- Interactive map of Homewood, South Carolina
- Country: United States
- State: South Carolina
- County: Horry

Area
- • Total: 2.07 sq mi (5.36 km^{2})
- • Land: 2.03 sq mi (5.26 km^{2})
- • Water: 0.039 sq mi (0.10 km^{2})
- Elevation: 26 ft (7.9 m)

Population (2020)
- • Total: 1,693
- • Density: 833.8/sq mi (321.95/km^{2})
- Time zone: UTC-5 (Eastern (EST))
- • Summer (DST): UTC-4 (EDT)
- ZIP Code: 29526 (Conway)
- Area code: 843
- FIPS code: 45-34765
- GNIS feature ID: 2812963

= Homewood, South Carolina =

Homewood is an unincorporated community and census-designated place (CDP) in Horry County, South Carolina, United States, just north of Conway in the northeastern part of the state. It was first listed as a CDP in the 2020 census with a population of 1,693.

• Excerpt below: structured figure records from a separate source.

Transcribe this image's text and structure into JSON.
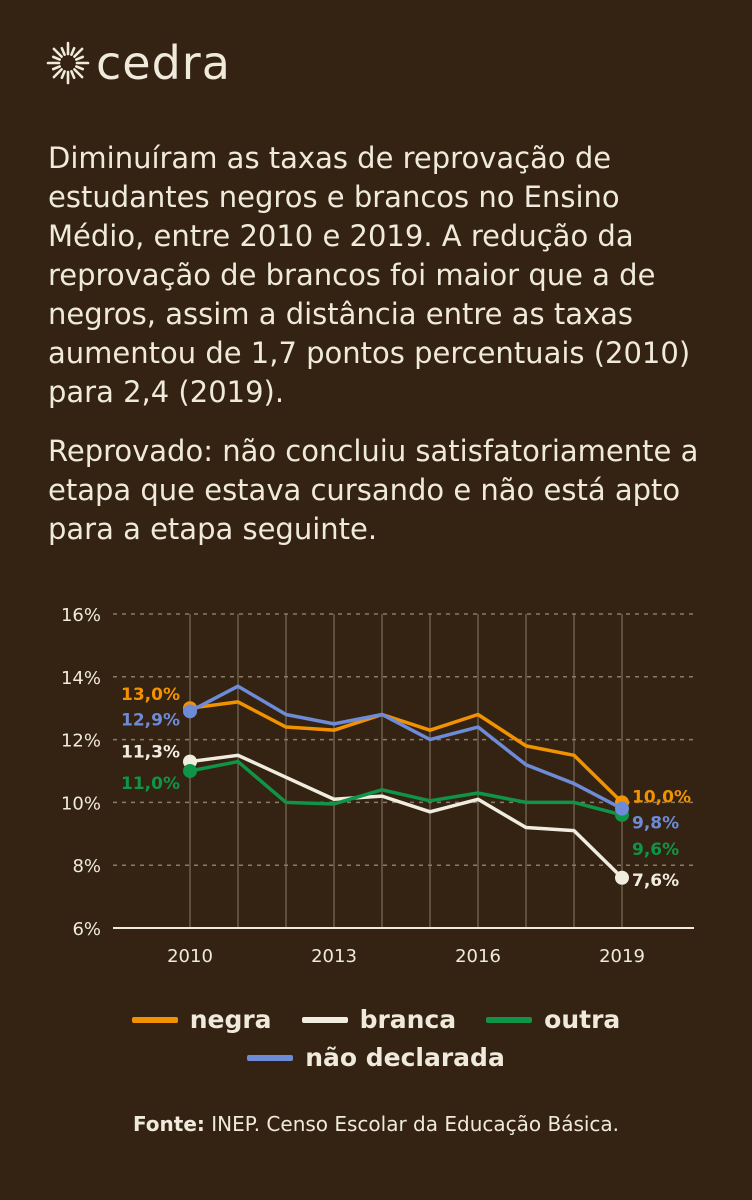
{
  "brand": {
    "name": "cedra"
  },
  "paragraphs": [
    "Diminuíram as taxas de reprovação de estudantes negros e brancos no Ensino Médio, entre 2010 e 2019. A redução da reprovação de brancos foi maior que a de negros, assim a distância entre as taxas aumentou de 1,7 pontos percentuais (2010) para 2,4 (2019).",
    "Reprovado: não concluiu satisfatoriamente a etapa que estava cursando e não está apto para a etapa seguinte."
  ],
  "chart_data": {
    "type": "line",
    "title": "",
    "xlabel": "",
    "ylabel": "",
    "x": [
      2010,
      2011,
      2012,
      2013,
      2014,
      2015,
      2016,
      2017,
      2018,
      2019
    ],
    "x_tick_labels": [
      "2010",
      "2013",
      "2016",
      "2019"
    ],
    "y_tick_labels": [
      "16%",
      "14%",
      "12%",
      "10%",
      "8%",
      "6%"
    ],
    "yticks": [
      16,
      14,
      12,
      10,
      8,
      6
    ],
    "ylim": [
      6,
      16
    ],
    "grid": "horizontal dashed, vertical per year",
    "legend_position": "bottom",
    "series": [
      {
        "name": "negra",
        "color": "#f39200",
        "values": [
          13.0,
          13.2,
          12.4,
          12.3,
          12.8,
          12.3,
          12.8,
          11.8,
          11.5,
          10.0
        ],
        "start_label": "13,0%",
        "end_label": "10,0%"
      },
      {
        "name": "branca",
        "color": "#f0ece0",
        "values": [
          11.3,
          11.5,
          10.8,
          10.1,
          10.2,
          9.7,
          10.1,
          9.2,
          9.1,
          7.6
        ],
        "start_label": "11,3%",
        "end_label": "7,6%"
      },
      {
        "name": "outra",
        "color": "#109447",
        "values": [
          11.0,
          11.3,
          10.0,
          9.95,
          10.4,
          10.05,
          10.3,
          10.0,
          10.0,
          9.6
        ],
        "start_label": "11,0%",
        "end_label": "9,6%"
      },
      {
        "name": "não declarada",
        "color": "#6d8bd6",
        "values": [
          12.9,
          13.7,
          12.8,
          12.5,
          12.8,
          12.0,
          12.4,
          11.2,
          10.6,
          9.8
        ],
        "start_label": "12,9%",
        "end_label": "9,8%"
      }
    ]
  },
  "source": {
    "label": "Fonte:",
    "text": " INEP. Censo Escolar da Educação Básica."
  }
}
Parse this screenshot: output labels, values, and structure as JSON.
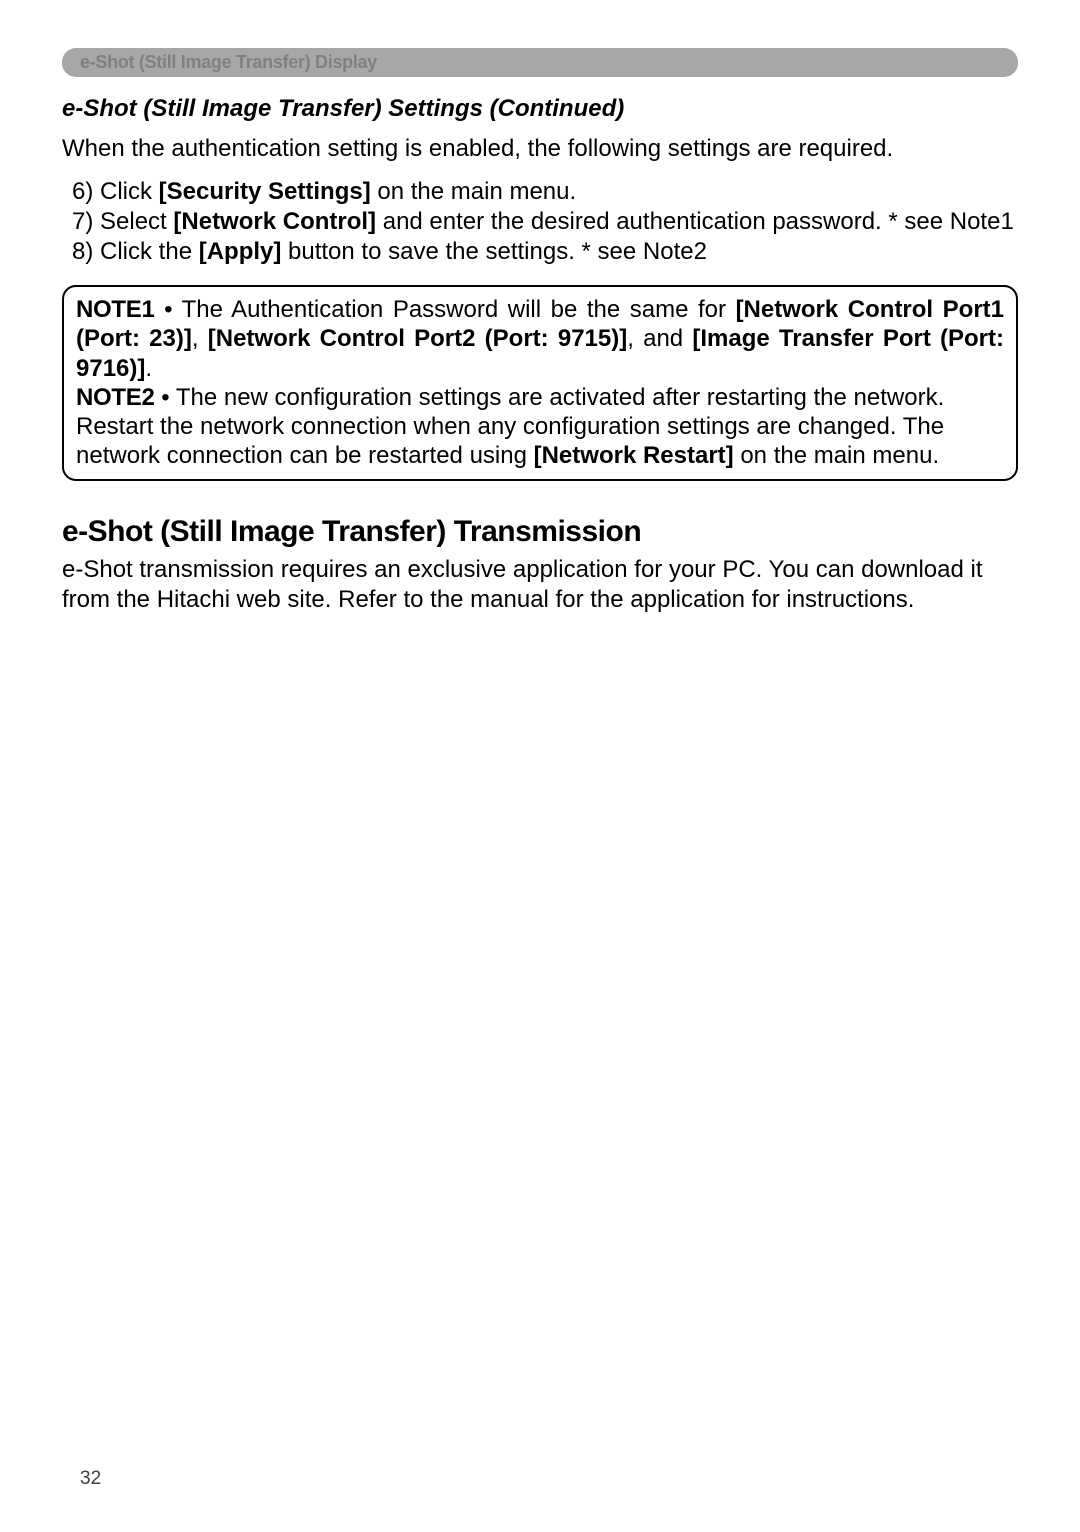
{
  "section_tab": "e-Shot (Still Image Transfer) Display",
  "heading_italic": "e-Shot (Still Image Transfer) Settings (Continued)",
  "intro": "When the authentication setting is enabled, the following settings are required.",
  "list": {
    "item6_prefix": "6) Click ",
    "item6_bold": "[Security Settings]",
    "item6_suffix": " on the main menu.",
    "item7_prefix": "7) Select ",
    "item7_bold": "[Network Control]",
    "item7_suffix": " and enter the desired authentication password. * see Note1",
    "item8_prefix": "8) Click the ",
    "item8_bold": "[Apply]",
    "item8_suffix": " button to save the settings. * see Note2"
  },
  "notebox": {
    "note1_label": "NOTE1",
    "note1_text1": " • The Authentication Password will be the same for ",
    "note1_bold1": "[Network Control Port1 (Port: 23)]",
    "note1_text2": ", ",
    "note1_bold2": "[Network Control Port2 (Port: 9715)]",
    "note1_text3": ", and ",
    "note1_bold3": "[Image Transfer Port (Port: 9716)]",
    "note1_text4": ".",
    "note2_label": "NOTE2",
    "note2_text1": " • The new configuration settings are activated after restarting the network. Restart the network connection when any configuration settings are changed. The network connection can be restarted using ",
    "note2_bold1": "[Network Restart]",
    "note2_text2": " on the main menu."
  },
  "section_heading": "e-Shot (Still Image Transfer) Transmission",
  "body": "e-Shot transmission requires an exclusive application for your PC. You can download it from the Hitachi web site. Refer to the manual for the application for instructions.",
  "page_number": "32"
}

Homewood is located at the junction of South Carolina Highway 319 and U.S. Highway 701. There is an elementary school in the community. Many of the inhabitants make a living from family farms, growing tobacco, corn, soybeans, and tomatoes.

==Demographics==

Homewood first appeared as a census designated place in the 2020 U.S. census.

Historical population
| Census | Pop. | Note | %± |
| 2020 | 1,693 |  | — |
U.S. Decennial Census 2020

===2020 census===

Homewood CDP, South Carolina – Demographic Profile (NH = Non-Hispanic)
| Race / Ethnicity | Pop 2020 | % 2020 |
|---|---|---|
| White alone (NH) | 940 | 55.52% |
| Black or African American alone (NH) | 383 | 22.62% |
| Native American or Alaska Native alone (NH) | 14 | 0.83% |
| Asian alone (NH) | 17 | 1.00% |
| Pacific Islander alone (NH) | 0 | 0.00% |
| Some Other Race alone (NH) | 7 | 0.41% |
| Mixed Race/Multi-Racial (NH) | 75 | 4.43% |
| Hispanic or Latino (any race) | 257 | 15.18% |
| Total | 1,693 | 100.00% |

Note: the US Census treats Hispanic/Latino as an ethnic category. This table excludes Latinos from the racial categories and assigns them to a separate category. Hispanics/Latinos can be of any race.

==Education==
Horry County School District is the sole school district in the county.